Richard A. Shore
Goldwin Smith Professor Emeritus of Mathematics
Mathematical logic, recursion theory, effective and reverse mathematics, set theory
My major research interests have centered around analyzing the structures of relative complexity of computation of functions on the natural numbers. The primary measure of such complexity is given by Turing reducibility: f is easier to compute than g, if there is a (Turing) machine which can compute f if it is given access to the values of g. I have also worked with various other interesting measures of complexity that are defined by restricting the resources available primarily in terms of access to g. The general thrust of my work has been to show that these structures are as complicated as possible both algebraically and logically (in terms of the complexity of the decision problems for their theories). These results also allow one to differentiate among different notions of relative complexity in terms of the orderings they define.
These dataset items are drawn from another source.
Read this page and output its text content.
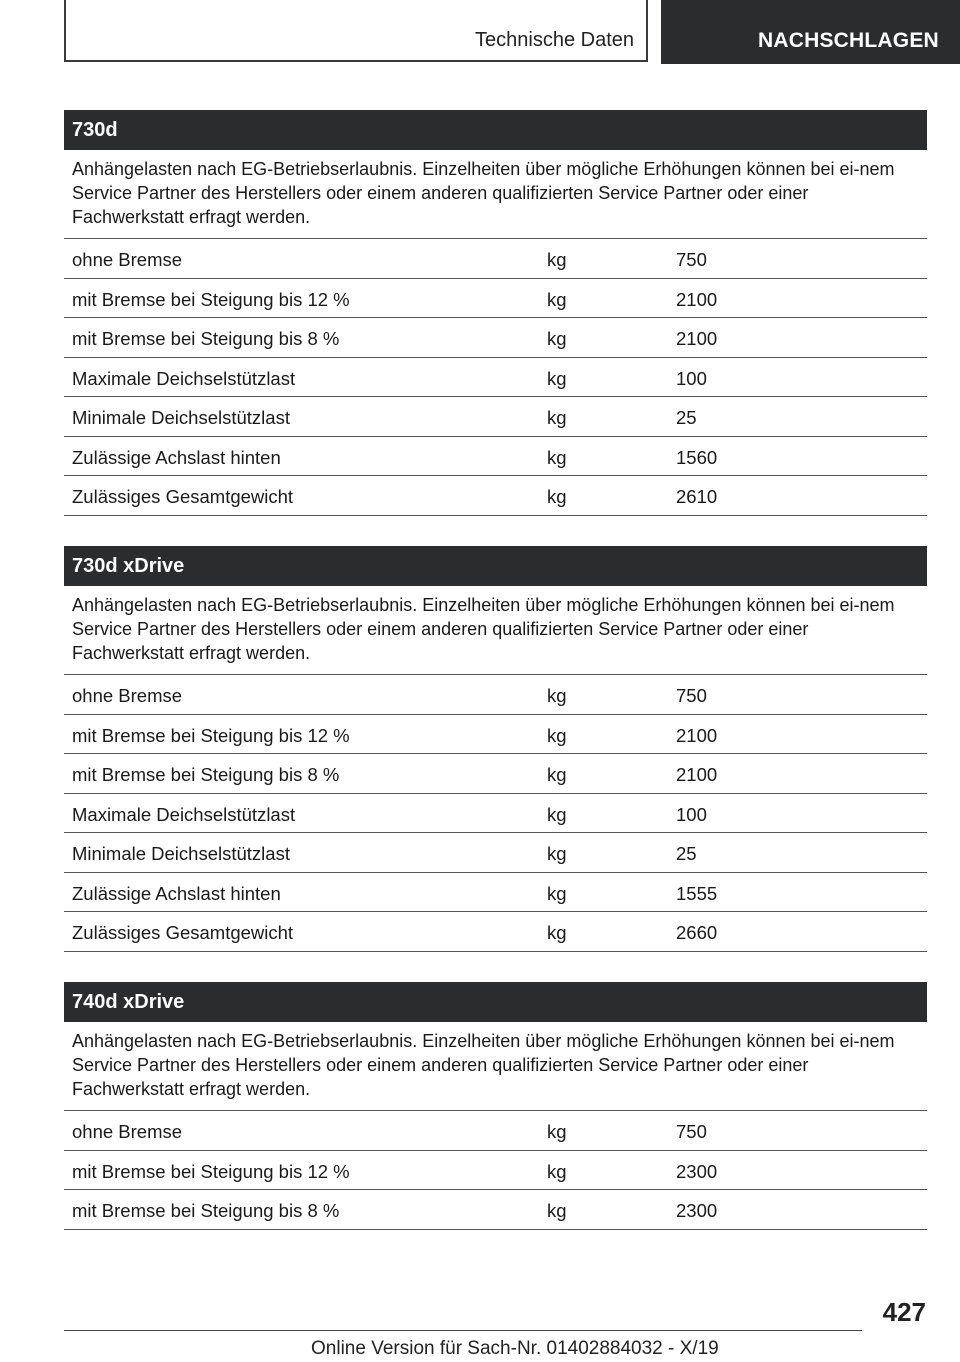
Technische Daten	NACHSCHLAGEN
730d
Anhängelasten nach EG-Betriebserlaubnis. Einzelheiten über mögliche Erhöhungen können bei ei-nem Service Partner des Herstellers oder einem anderen qualifizierten Service Partner oder einer Fachwerkstatt erfragt werden.
ohne Bremse	kg	750
mit Bremse bei Steigung bis 12 %	kg	2100
mit Bremse bei Steigung bis 8 %	kg	2100
Maximale Deichselstützlast	kg	100
Minimale Deichselstützlast	kg	25
Zulässige Achslast hinten	kg	1560
Zulässiges Gesamtgewicht	kg	2610
730d xDrive
Anhängelasten nach EG-Betriebserlaubnis. Einzelheiten über mögliche Erhöhungen können bei ei-nem Service Partner des Herstellers oder einem anderen qualifizierten Service Partner oder einer Fachwerkstatt erfragt werden.
ohne Bremse	kg	750
mit Bremse bei Steigung bis 12 %	kg	2100
mit Bremse bei Steigung bis 8 %	kg	2100
Maximale Deichselstützlast	kg	100
Minimale Deichselstützlast	kg	25
Zulässige Achslast hinten	kg	1555
Zulässiges Gesamtgewicht	kg	2660
740d xDrive
Anhängelasten nach EG-Betriebserlaubnis. Einzelheiten über mögliche Erhöhungen können bei ei-nem Service Partner des Herstellers oder einem anderen qualifizierten Service Partner oder einer Fachwerkstatt erfragt werden.
ohne Bremse	kg	750
mit Bremse bei Steigung bis 12 %	kg	2300
mit Bremse bei Steigung bis 8 %	kg	2300
427
Online Version für Sach-Nr. 01402884032 - X/19
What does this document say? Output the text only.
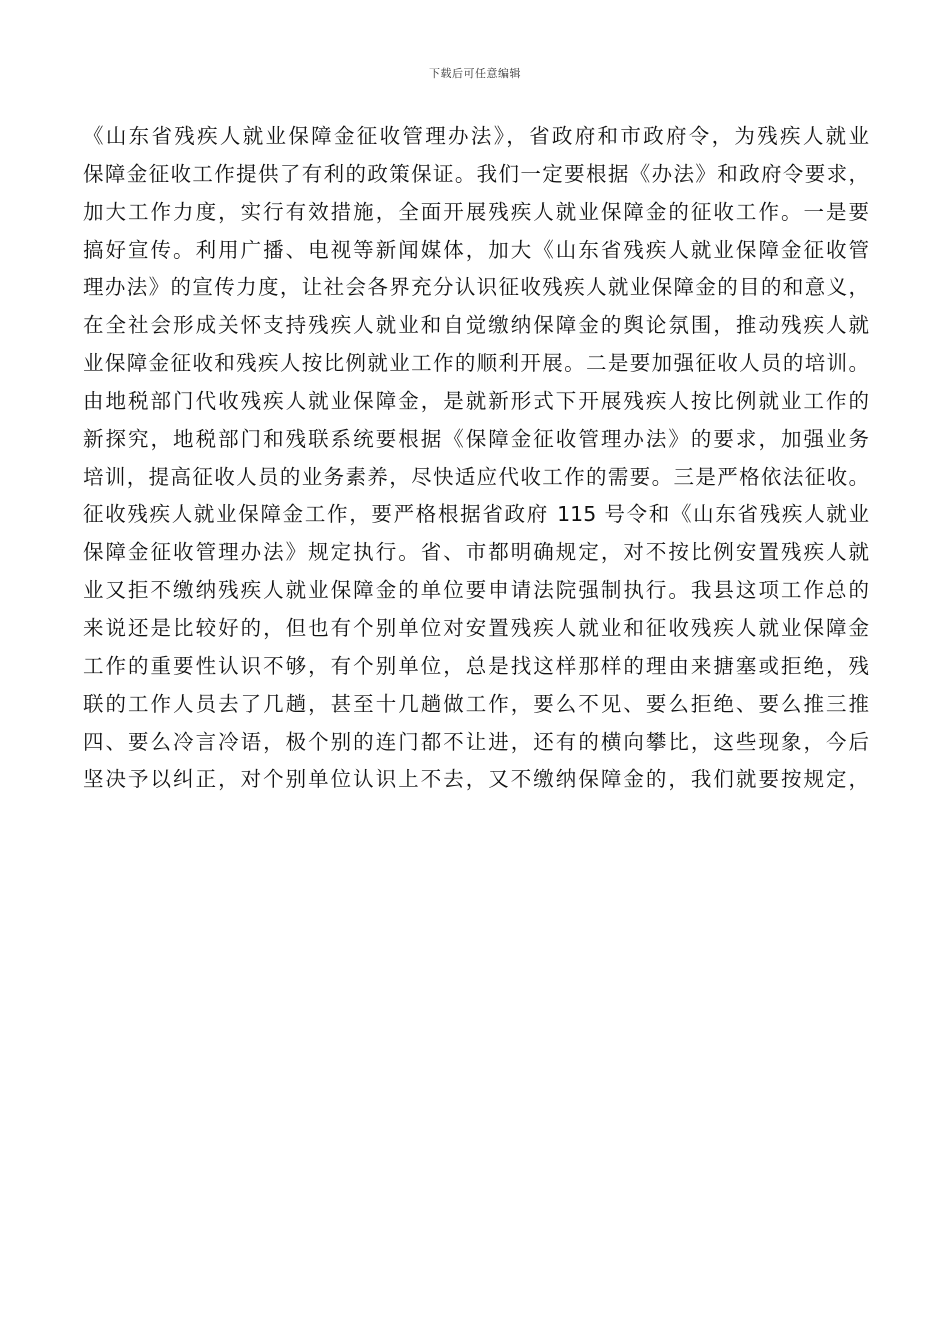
下载后可任意编辑
《山东省残疾人就业保障金征收管理办法》，省政府和市政府令，为残疾人就业
保障金征收工作提供了有利的政策保证。我们一定要根据《办法》和政府令要求，
加大工作力度，实行有效措施，全面开展残疾人就业保障金的征收工作。一是要
搞好宣传。利用广播、电视等新闻媒体，加大《山东省残疾人就业保障金征收管
理办法》的宣传力度，让社会各界充分认识征收残疾人就业保障金的目的和意义，
在全社会形成关怀支持残疾人就业和自觉缴纳保障金的舆论氛围，推动残疾人就
业保障金征收和残疾人按比例就业工作的顺利开展。二是要加强征收人员的培训。
由地税部门代收残疾人就业保障金，是就新形式下开展残疾人按比例就业工作的
新探究，地税部门和残联系统要根据《保障金征收管理办法》的要求，加强业务
培训，提高征收人员的业务素养，尽快适应代收工作的需要。三是严格依法征收。
征收残疾人就业保障金工作，要严格根据省政府 115 号令和《山东省残疾人就业
保障金征收管理办法》规定执行。省、市都明确规定，对不按比例安置残疾人就
业又拒不缴纳残疾人就业保障金的单位要申请法院强制执行。我县这项工作总的
来说还是比较好的，但也有个别单位对安置残疾人就业和征收残疾人就业保障金
工作的重要性认识不够，有个别单位，总是找这样那样的理由来搪塞或拒绝，残
联的工作人员去了几趟，甚至十几趟做工作，要么不见、要么拒绝、要么推三推
四、要么冷言冷语，极个别的连门都不让进，还有的横向攀比，这些现象，今后
坚决予以纠正，对个别单位认识上不去，又不缴纳保障金的，我们就要按规定，
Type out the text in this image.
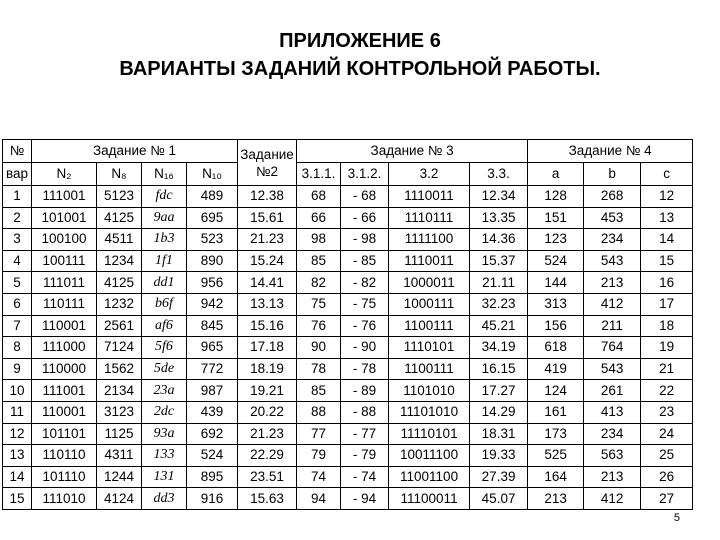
ПРИЛОЖЕНИЕ 6
ВАРИАНТЫ ЗАДАНИЙ КОНТРОЛЬНОЙ РАБОТЫ.
№	Задание № 1				Задание №2	Задание № 3				Задание № 4		
вар	N₂	N₈	N₁₆	N₁₀		3.1.1.	3.1.2.	3.2	3.3.	a	b	c
1	111001	5123	fdc	489	12.38	68	- 68	1110011	12.34	128	268	12
2	101001	4125	9aa	695	15.61	66	- 66	1110111	13.35	151	453	13
3	100100	4511	1b3	523	21.23	98	- 98	1111100	14.36	123	234	14
4	100111	1234	1f1	890	15.24	85	- 85	1110011	15.37	524	543	15
5	111011	4125	dd1	956	14.41	82	- 82	1000011	21.11	144	213	16
6	110111	1232	b6f	942	13.13	75	- 75	1000111	32.23	313	412	17
7	110001	2561	af6	845	15.16	76	- 76	1100111	45.21	156	211	18
8	111000	7124	5f6	965	17.18	90	- 90	1110101	34.19	618	764	19
9	110000	1562	5de	772	18.19	78	- 78	1100111	16.15	419	543	21
10	111001	2134	23a	987	19.21	85	- 89	1101010	17.27	124	261	22
11	110001	3123	2dc	439	20.22	88	- 88	11101010	14.29	161	413	23
12	101101	1125	93a	692	21.23	77	- 77	11110101	18.31	173	234	24
13	110110	4311	133	524	22.29	79	- 79	10011100	19.33	525	563	25
14	101110	1244	131	895	23.51	74	- 74	11001100	27.39	164	213	26
15	111010	4124	dd3	916	15.63	94	- 94	11100011	45.07	213	412	27
5
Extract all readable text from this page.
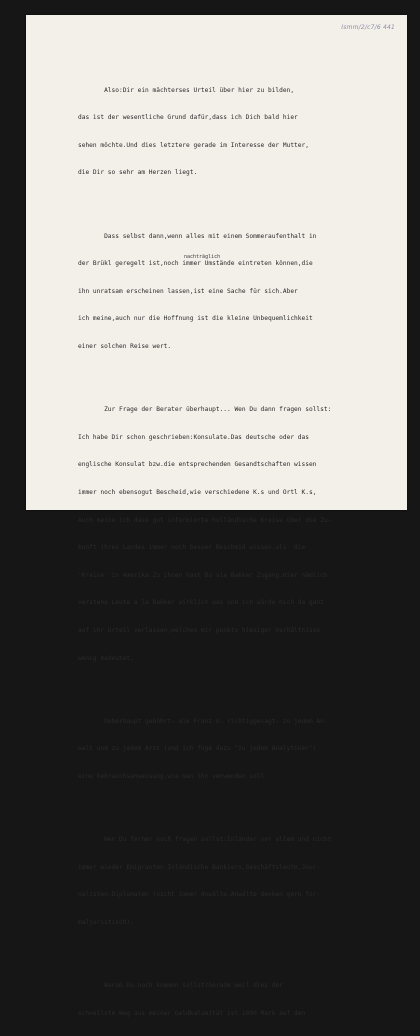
Ismm/2/c7/6 441

Also:Dir ein mächterses Urteil über hier zu bilden,

das ist der wesentliche Grund dafür,dass ich Dich bald hier

sehen möchte.Und dies letztere gerade im Interesse der Mutter,

die Dir so sehr am Herzen liegt.

Dass selbst dann,wenn alles mit einem Sommeraufenthalt in

nachträglich
der Brükl geregelt ist,noch immer Umstände eintreten können,die

ihn unratsam erscheinen lassen,ist eine Sache für sich.Aber

ich meine,auch nur die Hoffnung ist die kleine Unbequemlichkeit

einer solchen Reise wert.

Zur Frage der Berater überhaupt... Wen Du dann fragen sollst:

Ich habe Dir schon geschrieben:Konsulate.Das deutsche oder das

englische Konsulat bzw.die entsprechenden Gesandtschaften wissen

immer noch ebensogut Bescheid,wie verschiedene K.s und Ortl K.s,

Auch meine ich dass gut informierte holländische Kreise über die Zu-

kunft ihres Landes immer noch besser Bescheid wissen,als  die

'Kreise' in Amerika.Zu ihnen hast Du via Bakker Zugang.Hier nämlich

verstehe Leute a la Bakker wirklich was und ich würde mich da ganz

auf ihr Urteil verlassen,welches mir punkto hiesiger Verhältnisse

wenig bedeutet.

Ueberhaupt gebührt- wie Franz U. richtiggesagt- zu jedem An-

walt und zu jedem Arzt (und ich füge dazu "zu jedem Analytiker")

eine Gebrauchsanweisung,wie man ihn verwenden soll.

Wen Du ferner noch fragen sollst:Inländer vor allem und nicht

immer wieder Emigranten.Inländische Bankiers,Geschäftsleute,Jour-

nalisten,Diplomaten (nicht immer Anwälte.Anwälte denken gern for-

maljuristisch).

Warum Du noch kommen sollst?Gerade weil dies der

schnellste Weg aus meiner Geldkalamität ist.1000 Mark auf den
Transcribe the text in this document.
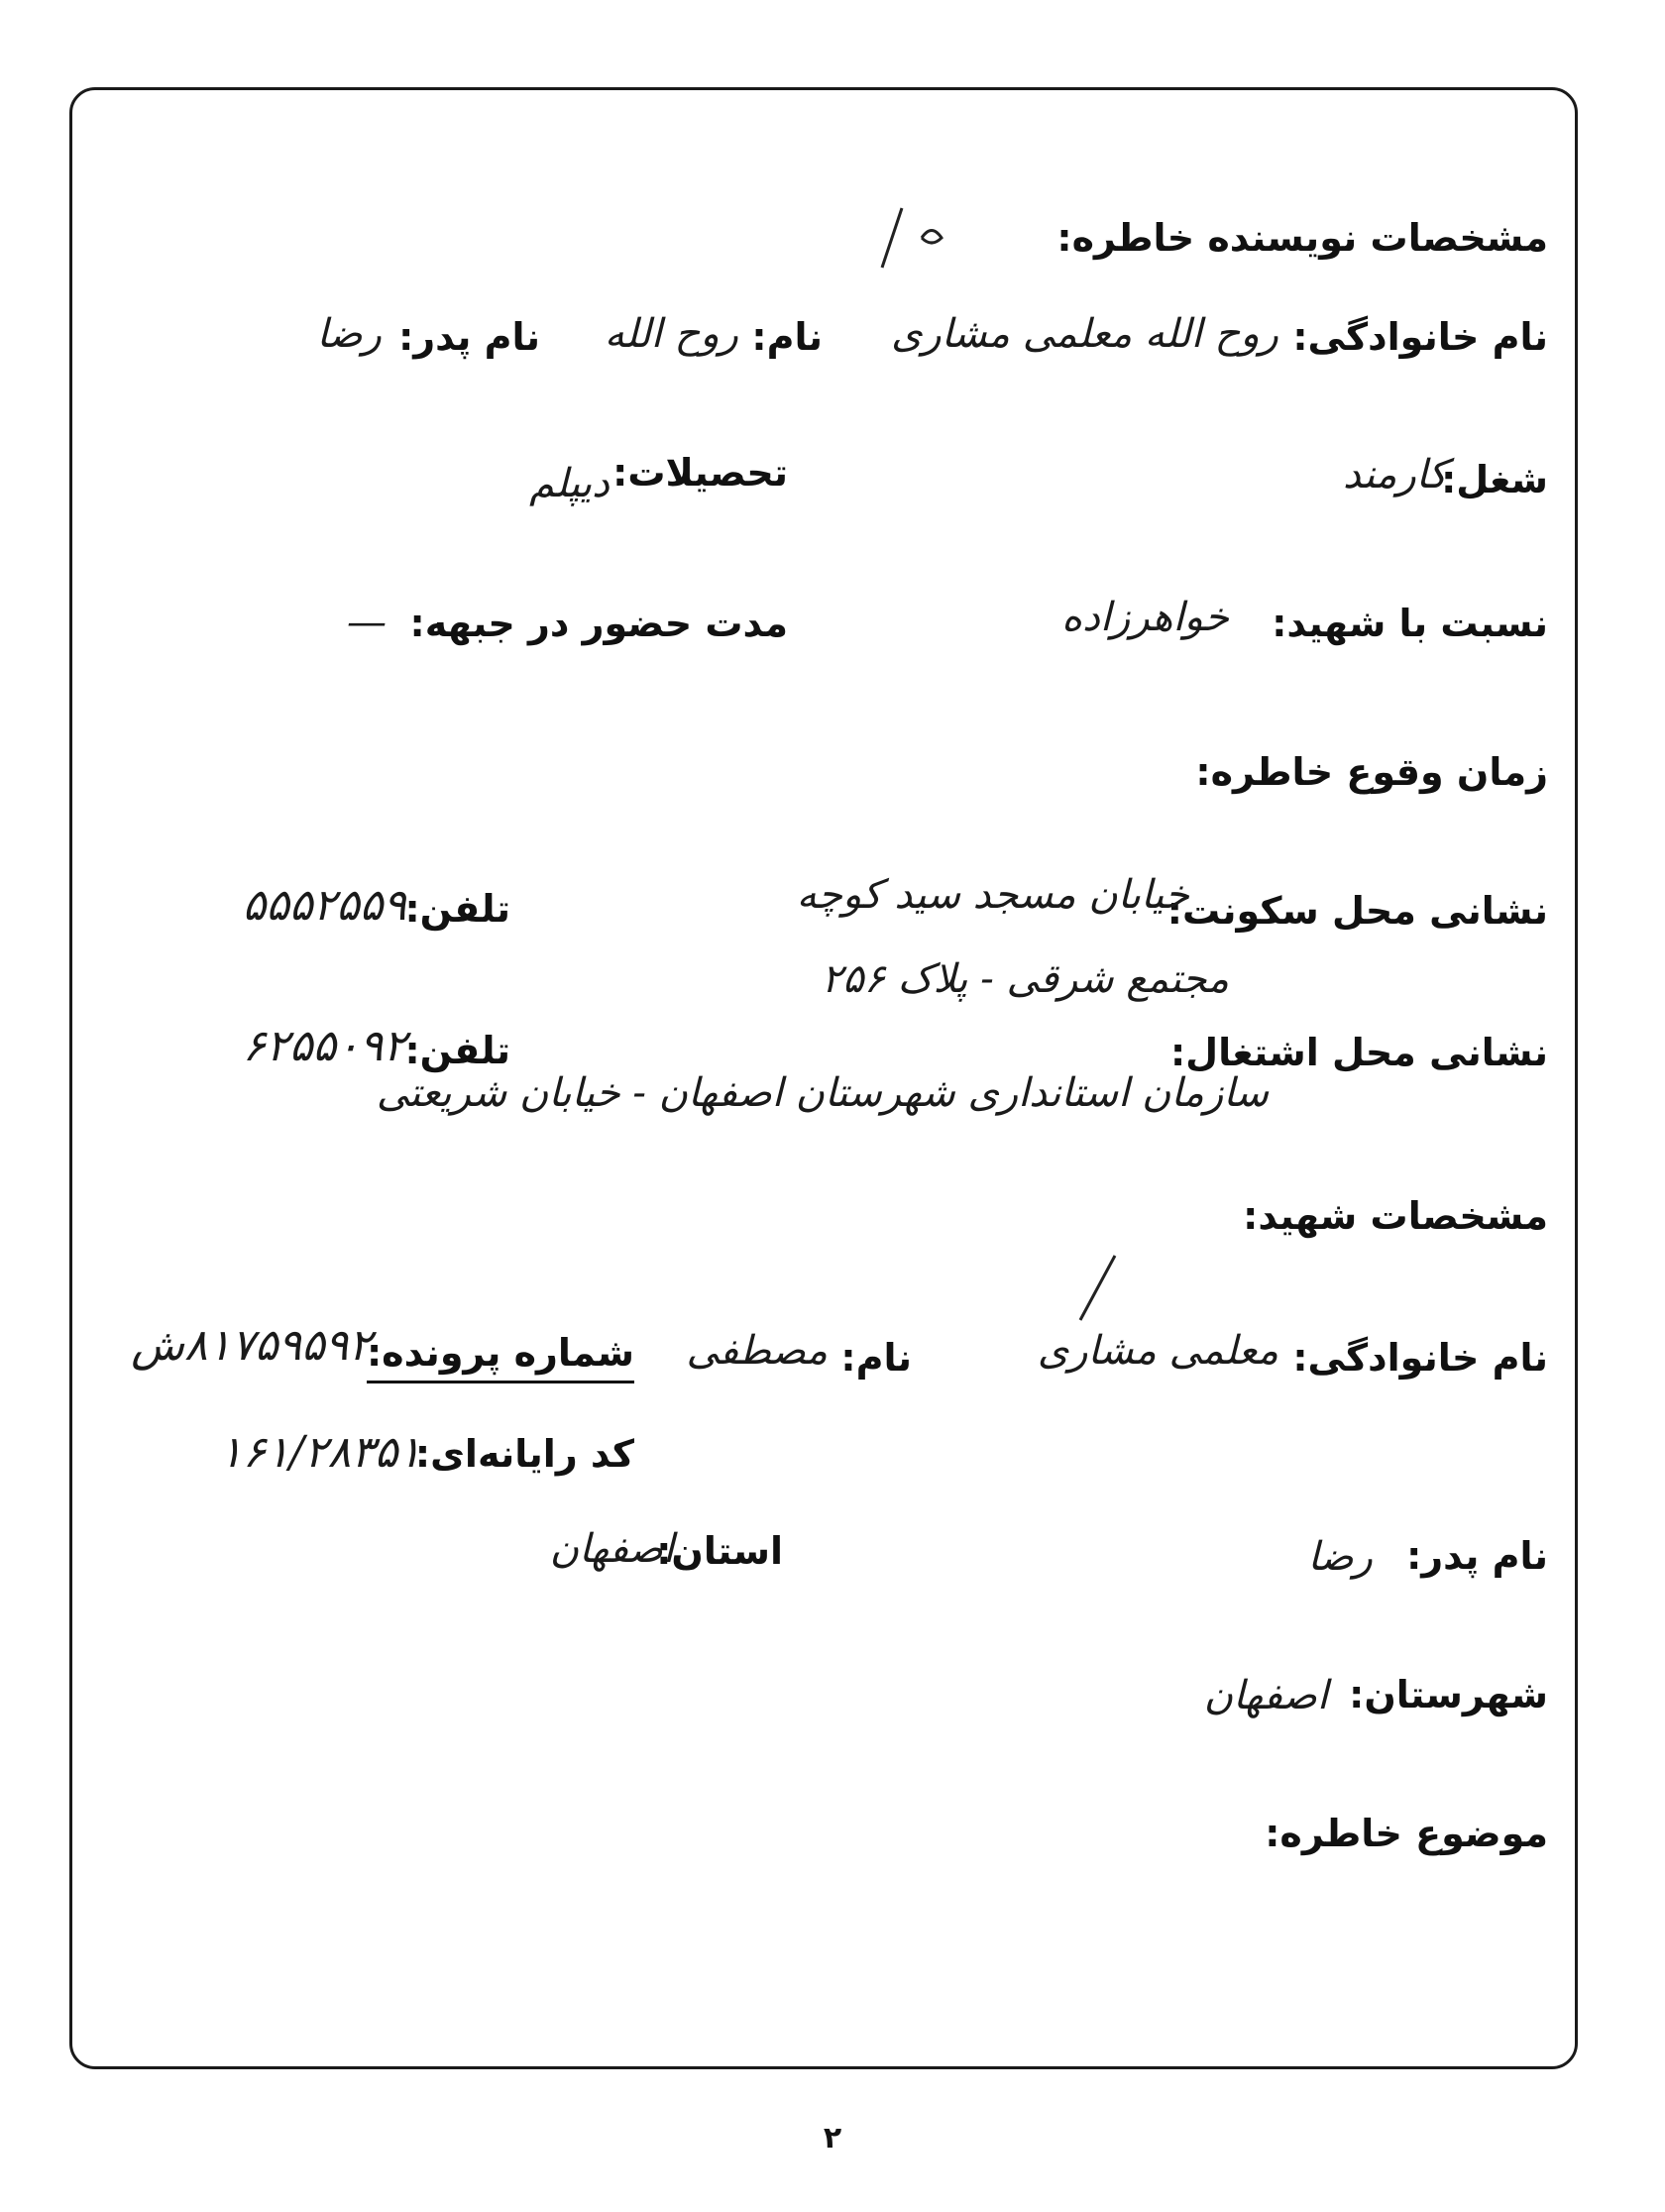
مشخصات نویسنده خاطره:
نام خانوادگی:
روح الله معلمی مشاری
نام:
روح الله
نام پدر:
رضا
شغل:
کارمند
تحصیلات:
دیپلم
نسبت با شهید:
خواهرزاده
مدت حضور در جبهه:
—
زمان وقوع خاطره:
نشانی محل سکونت:
خیابان مسجد سید کوچه
مجتمع شرقی - پلاک ۲۵۶
تلفن:
۵۵۵۲۵۵۹
نشانی محل اشتغال:
سازمان استانداری شهرستان اصفهان - خیابان شریعتی
تلفن:
۶۲۵۵۰۹۲
مشخصات شهید:
نام خانوادگی:
معلمی مشاری
نام:
مصطفی
شماره پرونده:
۸۱۷۵۹۵۹۲ش
کد رایانه‌ای:
۱۶۱/۲۸۳۵۱
نام پدر:
رضا
استان:
اصفهان
شهرستان:
اصفهان
موضوع خاطره:
۲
Another major theme in my work has been the relationship between these notions of computational complexity and ones based on the difficulty of defining functions in arithmetic. Restricting the computational resources more directly in terms of time or space leads out of recursion theory and into complexity theory. Relaxing the restrictions by allowing various infinitary procedures leads instead into generalized recursion theory and set theory.
I have also worked on issues in effective model theory and algebra connected with the problem of how the computational properties of algebraic structures can vary with different (but always computable) presentations of the models. The methods developed in many of these investigations are also useful in determining the effective content of standard mathematical theorems (when can existence proofs be made effective) and the inherent difficulty of combinatorial theorems in proof as well as complexity theoretic terms. Recently, I have been working on classifying results in algebra, combinatorics and logic in these “reverse mathematics” settings. I have been particularly interested in ones that are incomparable with the standard theories typically found in such work. Another interesting current application of these approaches has been to produce very elementary proofs of Ramsey type combinatorial theorems that previously only had proofs using ultrafilters and other even high order notions and structures.
- The Limits of Determinacy in Second Order Arithmetic: Consistency and Complexity Strength (with A. Montalban), Israel Journal of Mathematics, 204 (2014), 477-508.
- Reverse mathematics: the playground of logic, Bulletin of Symbolic Logic 16 (2010), 378–402.
- Direct and local definitions of the Turing jump, Journal of Mathematical Logic 7 (2007), 229–262.
- Degree structures: local and global investigations, Bulletin of Symbolic Logic 12 (2006), 369–389.
- Combinatorial principles weaker than Ramsey’s Theorem for pairs (with D. Hirschfeldt), Journal of Symbolic Logic 72 (2007), 171–206.
- Boolean algebras, invariants and ACA_0^+, Transactions of the American Mathematical Society 358 (2006), 989–1014.
- Computable structures: presentations matter; In the Scope of Logic, Methodology and the Philosophy of Science, Vol. 1, International Congress of LMPS, Cracow, August 1999 (P. Gardenfors, J. Wolenski and K. Kijania-Placek, eds.), Synthese Library 315, Kluwer Academic Publishers, Dordrecht, 2002, pp. 81–95.
- Logic for Applications (with A. Nerode), Texts and Monographs in Computer Science, Springer-Verlag, New York, 1993; second edition, Graduate Texts in Computer Science, Springer-Verlag, New York, 1997.
- The degrees of unsolvability: the ordering of functions by relative computability; in Proceedings of the International Congress of Mathematicians (Warsaw) 1983, PWN-Polish Scientific Publishers, Warsaw 1984, Vol. 1, 337–346.